The architect’s answer to Nature Deficit Disorder

| 24 Feb 2017 | 02:37



“Can you tell what the siding is?,” Jeff Rosalsky asks as we approach a low black building, the one that brings architecture students on pilgrimages to the middle of the woods.

“That’s right, tires,” said Rosalsky, executive director of the Pocono Environmental Education Center in Dingmans Ferry, PA. These particular tires were pulled out of the Delaware during river clean-ups and had been stockpiled in an old barn. Two guys from Canada invented a contraption — a machete attached to a tire changing machine — specifically for the purpose of removing the treads from the rest of the tire. The architect then layered the treads front-to-back to create a watertight skin that covers the building’s north wall. The technique imitates the roofs of the southwest, which are tiled by clay cups facing opposite directions.

The idea behind this $2.5 million visitor center is that it “not only be functional, but also tell a story,” Rosalsky said. It’s a story that kids can absorb through all their senses: pulling, pressing, smooshing one’s face to the various surfaces is encouraged.

The foyer, lined by Pennsylvania slate, opens into a cavernous, sun-filled 250-seat dining hall walled on three sides by floor-to-ceiling glass. The clean, transparent lines are reminiscent of the Apple cube store 75 miles southwest of here, on Fifth Avenue in Manhattan —because it’s by the same architect. This structure, surrounded by the 77,000-acre Delaware Water Gap National Recreation Area, is the work of Peter Bohlin, who designed Bill Gates’ house, Pixar Studios, the Liberty Bell Center in Philadelphia, and the iconic Apple stores.

The unimpeded 270-degree view allows even the smallest of people to feel like they are still in the forest they just walked out of. That’s the point. “Many of PEEC’s visitors are inner city children for whom their visit to PEEC is their first exposure to the ‘wild,’” said Allen Kachel, senior associate at the architecture firm, Bohlin Cywinski Jackson, via email. “Allowing children the opportunity to connect to the outdoors is even more important than ever to counteract ‘Nature Deficit Disorder.’”

The building is passive solar: oriented south, its low angled roof allows winter light to warm the cement slab floor. The high summer sun, on the other hand, passes over a thickly insulated white roof, its rays blocked by the building’s overhanging roof. When it gets really hot, kids are free to crank open windows near the floor and ceiling, letting in cool air and letting out hot air, respectively. The lower windows are outlined in blue; the upper ones in red, to illustrate their roles.

“We also used manual light switches,” said Kachel, “instead of a sophisticated daylight control system to both conserve PEEC’s limited funding and teach PEEC’s visiting students the simple lesson to turn off the lights to save energy when the sun is out – a lesson that they can take back home with them.”

PEEC, an independent nonprofit, was established 44 years ago to bring city kids into a national park for multi-day environmental programs, and its main building reflects that era. It’s an energy hog, erected without thought of insulation or orientation, said Rosalsky, at a time when fossil fuels seemed endless.
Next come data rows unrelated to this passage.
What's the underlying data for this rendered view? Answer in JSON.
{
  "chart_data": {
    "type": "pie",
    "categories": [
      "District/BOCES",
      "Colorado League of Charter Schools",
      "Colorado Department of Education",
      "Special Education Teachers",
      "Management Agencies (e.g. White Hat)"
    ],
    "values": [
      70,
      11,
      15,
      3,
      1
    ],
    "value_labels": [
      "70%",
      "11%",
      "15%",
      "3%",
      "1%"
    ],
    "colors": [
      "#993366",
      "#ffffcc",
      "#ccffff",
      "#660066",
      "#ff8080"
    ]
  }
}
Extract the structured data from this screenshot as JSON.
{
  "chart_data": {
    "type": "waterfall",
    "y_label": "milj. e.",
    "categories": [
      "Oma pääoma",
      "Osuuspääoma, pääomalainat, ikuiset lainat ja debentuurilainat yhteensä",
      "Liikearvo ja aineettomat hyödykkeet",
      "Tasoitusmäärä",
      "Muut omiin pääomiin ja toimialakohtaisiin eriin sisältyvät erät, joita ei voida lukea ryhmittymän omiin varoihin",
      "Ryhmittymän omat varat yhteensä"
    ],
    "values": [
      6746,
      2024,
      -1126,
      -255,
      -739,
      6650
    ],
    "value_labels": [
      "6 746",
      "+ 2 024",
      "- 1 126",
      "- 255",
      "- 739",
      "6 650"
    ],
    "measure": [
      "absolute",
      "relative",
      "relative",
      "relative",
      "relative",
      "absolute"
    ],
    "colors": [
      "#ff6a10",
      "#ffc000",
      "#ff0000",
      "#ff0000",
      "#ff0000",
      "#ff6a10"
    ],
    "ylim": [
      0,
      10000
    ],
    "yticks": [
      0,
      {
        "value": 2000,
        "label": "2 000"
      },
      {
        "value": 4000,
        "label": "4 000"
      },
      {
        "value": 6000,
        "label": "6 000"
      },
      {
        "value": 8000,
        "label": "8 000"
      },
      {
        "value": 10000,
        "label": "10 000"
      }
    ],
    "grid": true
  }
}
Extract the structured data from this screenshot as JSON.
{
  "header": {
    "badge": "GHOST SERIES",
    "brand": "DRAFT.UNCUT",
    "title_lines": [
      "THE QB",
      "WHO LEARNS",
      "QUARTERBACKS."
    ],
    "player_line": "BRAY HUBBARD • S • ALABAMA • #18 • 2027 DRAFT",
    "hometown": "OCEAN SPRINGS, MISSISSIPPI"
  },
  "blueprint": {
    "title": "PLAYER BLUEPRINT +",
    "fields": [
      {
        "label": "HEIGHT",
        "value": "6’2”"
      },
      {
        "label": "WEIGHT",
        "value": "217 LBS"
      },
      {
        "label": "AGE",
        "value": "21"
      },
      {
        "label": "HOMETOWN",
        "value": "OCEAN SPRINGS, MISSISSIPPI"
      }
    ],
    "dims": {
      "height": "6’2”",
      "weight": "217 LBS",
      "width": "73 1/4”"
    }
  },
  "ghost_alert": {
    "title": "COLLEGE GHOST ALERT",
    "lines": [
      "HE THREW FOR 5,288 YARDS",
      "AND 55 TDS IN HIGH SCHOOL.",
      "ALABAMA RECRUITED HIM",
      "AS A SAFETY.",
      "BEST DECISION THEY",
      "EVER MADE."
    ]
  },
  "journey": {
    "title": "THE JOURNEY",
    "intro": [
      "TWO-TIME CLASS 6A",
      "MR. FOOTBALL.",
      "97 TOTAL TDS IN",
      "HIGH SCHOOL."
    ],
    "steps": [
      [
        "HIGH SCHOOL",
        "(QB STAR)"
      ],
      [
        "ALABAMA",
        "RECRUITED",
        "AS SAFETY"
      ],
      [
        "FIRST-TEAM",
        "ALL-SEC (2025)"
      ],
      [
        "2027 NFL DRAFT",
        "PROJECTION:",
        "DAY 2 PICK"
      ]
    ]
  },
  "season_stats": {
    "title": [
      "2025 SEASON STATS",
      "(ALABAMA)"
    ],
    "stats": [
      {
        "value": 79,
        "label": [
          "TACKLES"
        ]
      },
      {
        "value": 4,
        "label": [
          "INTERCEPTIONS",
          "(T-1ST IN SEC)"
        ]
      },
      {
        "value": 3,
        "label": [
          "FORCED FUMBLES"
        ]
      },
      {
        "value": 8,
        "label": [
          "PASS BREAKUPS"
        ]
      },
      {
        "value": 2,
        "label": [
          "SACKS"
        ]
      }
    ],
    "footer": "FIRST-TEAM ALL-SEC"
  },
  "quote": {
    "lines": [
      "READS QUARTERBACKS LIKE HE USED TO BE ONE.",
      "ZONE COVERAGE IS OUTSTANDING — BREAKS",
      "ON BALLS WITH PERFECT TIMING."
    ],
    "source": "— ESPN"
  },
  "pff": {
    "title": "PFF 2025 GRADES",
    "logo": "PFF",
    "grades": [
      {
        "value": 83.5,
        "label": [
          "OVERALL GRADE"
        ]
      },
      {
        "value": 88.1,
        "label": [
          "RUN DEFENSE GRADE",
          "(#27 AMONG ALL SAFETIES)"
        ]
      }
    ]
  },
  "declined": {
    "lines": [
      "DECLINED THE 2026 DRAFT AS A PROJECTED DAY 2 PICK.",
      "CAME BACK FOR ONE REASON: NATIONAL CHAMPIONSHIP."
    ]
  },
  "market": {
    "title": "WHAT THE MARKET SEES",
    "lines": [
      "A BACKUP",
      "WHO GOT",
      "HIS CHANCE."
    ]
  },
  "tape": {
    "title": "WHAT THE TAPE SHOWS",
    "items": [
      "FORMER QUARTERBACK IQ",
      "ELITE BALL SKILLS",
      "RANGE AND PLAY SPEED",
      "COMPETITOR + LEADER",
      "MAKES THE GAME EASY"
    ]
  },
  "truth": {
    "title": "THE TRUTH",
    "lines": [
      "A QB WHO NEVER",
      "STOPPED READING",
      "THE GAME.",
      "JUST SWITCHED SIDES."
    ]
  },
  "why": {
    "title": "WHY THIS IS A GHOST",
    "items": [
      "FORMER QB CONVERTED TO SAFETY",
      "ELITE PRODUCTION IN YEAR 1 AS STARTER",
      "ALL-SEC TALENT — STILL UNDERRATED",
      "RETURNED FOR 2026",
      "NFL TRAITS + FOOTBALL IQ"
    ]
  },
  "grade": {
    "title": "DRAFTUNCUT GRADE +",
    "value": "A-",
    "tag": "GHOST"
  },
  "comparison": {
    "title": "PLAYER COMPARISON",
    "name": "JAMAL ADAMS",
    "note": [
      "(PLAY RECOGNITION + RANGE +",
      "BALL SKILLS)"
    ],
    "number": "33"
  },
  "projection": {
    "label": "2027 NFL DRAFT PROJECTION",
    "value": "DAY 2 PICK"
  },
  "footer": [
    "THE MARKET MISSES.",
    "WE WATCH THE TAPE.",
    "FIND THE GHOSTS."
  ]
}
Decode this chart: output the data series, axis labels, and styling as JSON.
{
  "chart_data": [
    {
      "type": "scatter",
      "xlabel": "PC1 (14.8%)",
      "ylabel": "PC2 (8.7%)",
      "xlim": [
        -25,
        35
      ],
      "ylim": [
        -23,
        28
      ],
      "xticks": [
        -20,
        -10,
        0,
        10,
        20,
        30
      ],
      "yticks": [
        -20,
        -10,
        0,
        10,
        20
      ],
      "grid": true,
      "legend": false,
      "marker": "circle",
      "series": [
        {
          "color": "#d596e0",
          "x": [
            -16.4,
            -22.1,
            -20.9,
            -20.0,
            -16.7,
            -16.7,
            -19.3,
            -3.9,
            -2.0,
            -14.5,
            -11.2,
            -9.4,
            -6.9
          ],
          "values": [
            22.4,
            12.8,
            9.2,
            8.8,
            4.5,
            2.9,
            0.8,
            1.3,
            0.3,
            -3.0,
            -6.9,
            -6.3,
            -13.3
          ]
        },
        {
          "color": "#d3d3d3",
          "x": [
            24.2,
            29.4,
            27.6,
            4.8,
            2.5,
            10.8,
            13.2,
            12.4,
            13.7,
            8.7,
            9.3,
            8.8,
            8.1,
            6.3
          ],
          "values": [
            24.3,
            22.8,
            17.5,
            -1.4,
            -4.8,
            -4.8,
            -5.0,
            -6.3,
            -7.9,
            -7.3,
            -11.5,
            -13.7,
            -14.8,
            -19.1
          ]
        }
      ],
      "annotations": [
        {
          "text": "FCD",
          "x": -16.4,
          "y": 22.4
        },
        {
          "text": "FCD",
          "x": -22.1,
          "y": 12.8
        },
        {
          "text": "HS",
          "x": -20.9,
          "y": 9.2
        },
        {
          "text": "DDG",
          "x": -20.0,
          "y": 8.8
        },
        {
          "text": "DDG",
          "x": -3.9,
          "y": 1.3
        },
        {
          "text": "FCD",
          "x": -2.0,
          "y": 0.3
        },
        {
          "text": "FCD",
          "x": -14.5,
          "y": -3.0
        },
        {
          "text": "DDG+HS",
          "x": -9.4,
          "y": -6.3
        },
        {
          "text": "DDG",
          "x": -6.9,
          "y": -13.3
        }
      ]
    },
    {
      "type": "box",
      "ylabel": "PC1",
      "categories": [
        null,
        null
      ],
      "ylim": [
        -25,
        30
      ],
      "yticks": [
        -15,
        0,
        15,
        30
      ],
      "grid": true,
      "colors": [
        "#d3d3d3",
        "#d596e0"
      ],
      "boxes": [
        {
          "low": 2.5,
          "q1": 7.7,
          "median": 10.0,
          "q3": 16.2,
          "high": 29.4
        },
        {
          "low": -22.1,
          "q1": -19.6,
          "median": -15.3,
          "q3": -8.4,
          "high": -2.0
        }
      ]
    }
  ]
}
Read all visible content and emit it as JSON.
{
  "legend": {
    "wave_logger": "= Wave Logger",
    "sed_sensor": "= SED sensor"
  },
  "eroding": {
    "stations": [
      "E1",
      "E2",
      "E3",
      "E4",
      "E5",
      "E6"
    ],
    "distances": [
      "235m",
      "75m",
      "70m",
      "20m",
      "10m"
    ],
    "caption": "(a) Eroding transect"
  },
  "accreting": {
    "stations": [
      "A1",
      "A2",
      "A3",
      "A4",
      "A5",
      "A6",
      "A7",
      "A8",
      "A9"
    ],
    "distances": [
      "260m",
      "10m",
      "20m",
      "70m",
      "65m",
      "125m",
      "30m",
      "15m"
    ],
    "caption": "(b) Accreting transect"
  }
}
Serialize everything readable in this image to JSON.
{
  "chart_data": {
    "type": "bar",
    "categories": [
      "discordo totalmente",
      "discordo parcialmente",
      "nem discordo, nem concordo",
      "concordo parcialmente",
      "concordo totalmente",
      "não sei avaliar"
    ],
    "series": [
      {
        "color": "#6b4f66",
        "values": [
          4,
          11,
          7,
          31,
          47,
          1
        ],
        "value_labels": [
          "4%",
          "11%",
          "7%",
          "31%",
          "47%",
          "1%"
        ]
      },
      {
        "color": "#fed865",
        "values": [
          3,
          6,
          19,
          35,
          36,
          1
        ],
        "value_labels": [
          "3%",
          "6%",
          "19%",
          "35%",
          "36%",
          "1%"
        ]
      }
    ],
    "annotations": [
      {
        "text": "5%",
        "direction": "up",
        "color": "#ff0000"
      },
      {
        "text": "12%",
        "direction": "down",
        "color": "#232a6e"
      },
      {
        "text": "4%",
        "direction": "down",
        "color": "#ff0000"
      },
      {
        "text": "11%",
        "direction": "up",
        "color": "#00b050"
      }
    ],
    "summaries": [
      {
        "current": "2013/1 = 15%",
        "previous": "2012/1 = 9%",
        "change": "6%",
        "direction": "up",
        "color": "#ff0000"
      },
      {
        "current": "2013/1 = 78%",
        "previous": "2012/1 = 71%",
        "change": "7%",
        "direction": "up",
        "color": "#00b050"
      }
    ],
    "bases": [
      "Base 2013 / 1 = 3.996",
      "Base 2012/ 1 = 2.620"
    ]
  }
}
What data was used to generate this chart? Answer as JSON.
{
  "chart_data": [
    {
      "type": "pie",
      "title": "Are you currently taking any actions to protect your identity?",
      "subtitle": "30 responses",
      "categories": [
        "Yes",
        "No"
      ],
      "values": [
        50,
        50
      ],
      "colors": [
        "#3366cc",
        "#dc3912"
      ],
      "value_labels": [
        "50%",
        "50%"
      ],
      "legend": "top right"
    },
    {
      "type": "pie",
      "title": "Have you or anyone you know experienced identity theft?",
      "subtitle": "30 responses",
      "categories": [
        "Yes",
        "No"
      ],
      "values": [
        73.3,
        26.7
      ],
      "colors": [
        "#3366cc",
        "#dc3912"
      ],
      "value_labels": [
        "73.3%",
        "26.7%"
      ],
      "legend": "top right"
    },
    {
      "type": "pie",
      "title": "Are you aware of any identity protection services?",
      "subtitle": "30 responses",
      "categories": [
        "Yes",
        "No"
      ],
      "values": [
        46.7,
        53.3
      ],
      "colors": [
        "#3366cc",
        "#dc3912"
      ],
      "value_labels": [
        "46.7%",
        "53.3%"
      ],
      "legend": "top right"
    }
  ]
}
The new visitor center, a flexible gathering space where local hunters and New York City weekenders might mingle at a game dinner, was a monumental and vital upgrade when it went up a decade ago.

Word is, Bohlin is working on a second building for these woods, awaiting only permission from the National Park Service. The sustainability lodge will max out the use of natural forces like daylight and ventilation, and portions of the building will be able to “hibernate” when not in use.